Maryland’s footprint doesn’t seem like it’ll change much, though I’m interested to see if the Terps shoot more threes than they have in the first two games. Maryland’s penchant for giving you heartburn almost definitely isn’t going to change. After all, it didn’t last year, and Maryland doesn’t have the talented veteran roster it did then.
But the difference between Maryland winning most of those nail-biters and losing them? That comes down to player development and a bit of luck, and we can’t predict how either will turn. Jared Nickens and Dion Wiley have started miserably on offense, and they’ll probably be better. Cowan, Huerter, and Justin Jackson are the toast of the town after Tuesday, but they’ll have growing pains, because everybody does.
This year’s filled with as much possibility as any of Turgeon’s six at Maryland – even last year, where some things were apparently less possible than we thought. Maryland’s heavy reliance on freshmen makes this team especially hard to peg, and that means the ceiling as much as the floor.
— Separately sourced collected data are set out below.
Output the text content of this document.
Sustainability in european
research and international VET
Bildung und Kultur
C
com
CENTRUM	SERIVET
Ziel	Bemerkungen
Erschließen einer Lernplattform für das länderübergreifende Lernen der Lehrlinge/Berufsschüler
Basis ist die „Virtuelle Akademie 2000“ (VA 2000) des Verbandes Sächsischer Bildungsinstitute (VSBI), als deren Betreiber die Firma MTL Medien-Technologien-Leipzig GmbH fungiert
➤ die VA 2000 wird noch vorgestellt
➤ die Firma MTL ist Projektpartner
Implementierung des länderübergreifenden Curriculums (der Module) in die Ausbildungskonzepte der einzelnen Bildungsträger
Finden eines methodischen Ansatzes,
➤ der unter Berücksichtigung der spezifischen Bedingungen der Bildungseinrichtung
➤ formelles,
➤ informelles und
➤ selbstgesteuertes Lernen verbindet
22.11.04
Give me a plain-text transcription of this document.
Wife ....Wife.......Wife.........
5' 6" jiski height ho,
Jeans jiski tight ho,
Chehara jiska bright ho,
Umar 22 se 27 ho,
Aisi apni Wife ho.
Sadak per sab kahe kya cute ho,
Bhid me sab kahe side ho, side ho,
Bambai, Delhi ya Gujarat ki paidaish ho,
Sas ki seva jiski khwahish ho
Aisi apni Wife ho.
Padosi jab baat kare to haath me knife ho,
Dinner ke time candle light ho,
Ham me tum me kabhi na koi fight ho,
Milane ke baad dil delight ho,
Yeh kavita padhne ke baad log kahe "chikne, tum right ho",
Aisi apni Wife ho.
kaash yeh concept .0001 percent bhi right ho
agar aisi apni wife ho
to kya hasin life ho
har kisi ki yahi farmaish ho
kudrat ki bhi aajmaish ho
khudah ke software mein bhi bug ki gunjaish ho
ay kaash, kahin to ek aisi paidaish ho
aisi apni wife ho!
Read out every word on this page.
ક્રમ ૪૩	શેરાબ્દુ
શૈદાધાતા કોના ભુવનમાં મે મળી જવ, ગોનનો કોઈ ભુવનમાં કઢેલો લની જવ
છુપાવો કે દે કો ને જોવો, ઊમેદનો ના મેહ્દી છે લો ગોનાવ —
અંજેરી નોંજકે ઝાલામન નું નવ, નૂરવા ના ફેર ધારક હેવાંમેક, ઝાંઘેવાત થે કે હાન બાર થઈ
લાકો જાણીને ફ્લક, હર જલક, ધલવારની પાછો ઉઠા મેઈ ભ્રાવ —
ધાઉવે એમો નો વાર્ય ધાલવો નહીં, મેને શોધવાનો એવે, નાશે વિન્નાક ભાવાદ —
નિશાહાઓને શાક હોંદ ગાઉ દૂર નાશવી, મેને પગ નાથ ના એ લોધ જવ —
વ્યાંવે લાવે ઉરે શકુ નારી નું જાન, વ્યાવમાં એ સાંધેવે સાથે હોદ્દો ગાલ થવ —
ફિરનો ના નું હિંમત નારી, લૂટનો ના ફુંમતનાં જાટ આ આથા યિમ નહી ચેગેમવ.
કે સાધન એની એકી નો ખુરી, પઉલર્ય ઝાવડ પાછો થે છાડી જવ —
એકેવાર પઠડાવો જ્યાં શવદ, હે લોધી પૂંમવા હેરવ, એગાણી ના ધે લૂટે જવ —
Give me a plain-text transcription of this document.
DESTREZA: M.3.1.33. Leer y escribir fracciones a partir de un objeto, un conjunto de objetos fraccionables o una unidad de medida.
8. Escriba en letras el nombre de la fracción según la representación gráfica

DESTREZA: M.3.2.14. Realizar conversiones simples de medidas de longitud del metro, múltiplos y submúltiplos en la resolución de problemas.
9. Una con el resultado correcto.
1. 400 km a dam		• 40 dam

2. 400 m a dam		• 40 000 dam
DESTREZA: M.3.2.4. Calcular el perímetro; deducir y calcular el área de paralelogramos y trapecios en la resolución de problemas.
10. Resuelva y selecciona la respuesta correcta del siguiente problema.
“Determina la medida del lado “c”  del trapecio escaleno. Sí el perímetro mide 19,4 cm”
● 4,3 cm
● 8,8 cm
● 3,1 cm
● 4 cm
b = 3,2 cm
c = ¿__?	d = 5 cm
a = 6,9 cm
Things might be great.
Either way, they’ll be stressful. Maryland will make you sweat, but the prospect of this team taking off will be right in front of you all year. Maybe that’ll happen, and maybe it won’t. Maybe Maryland will be too frustrating to appreciate in the moment. A degree of uncertainty has become part of the Terps’ foundation, and by now, we should all have coping mechanisms in place.
Two years ago, Maryland seemed like a fringe tournament team and became one of the stories of the Big Ten. Last year, Maryland felt like a surefire top-10 team, and it wasn’t. This year, none of us can be remotely sure what Maryland is, other than that it’s still incredibly Maryland-ish. For now, that’s a really fun place to be.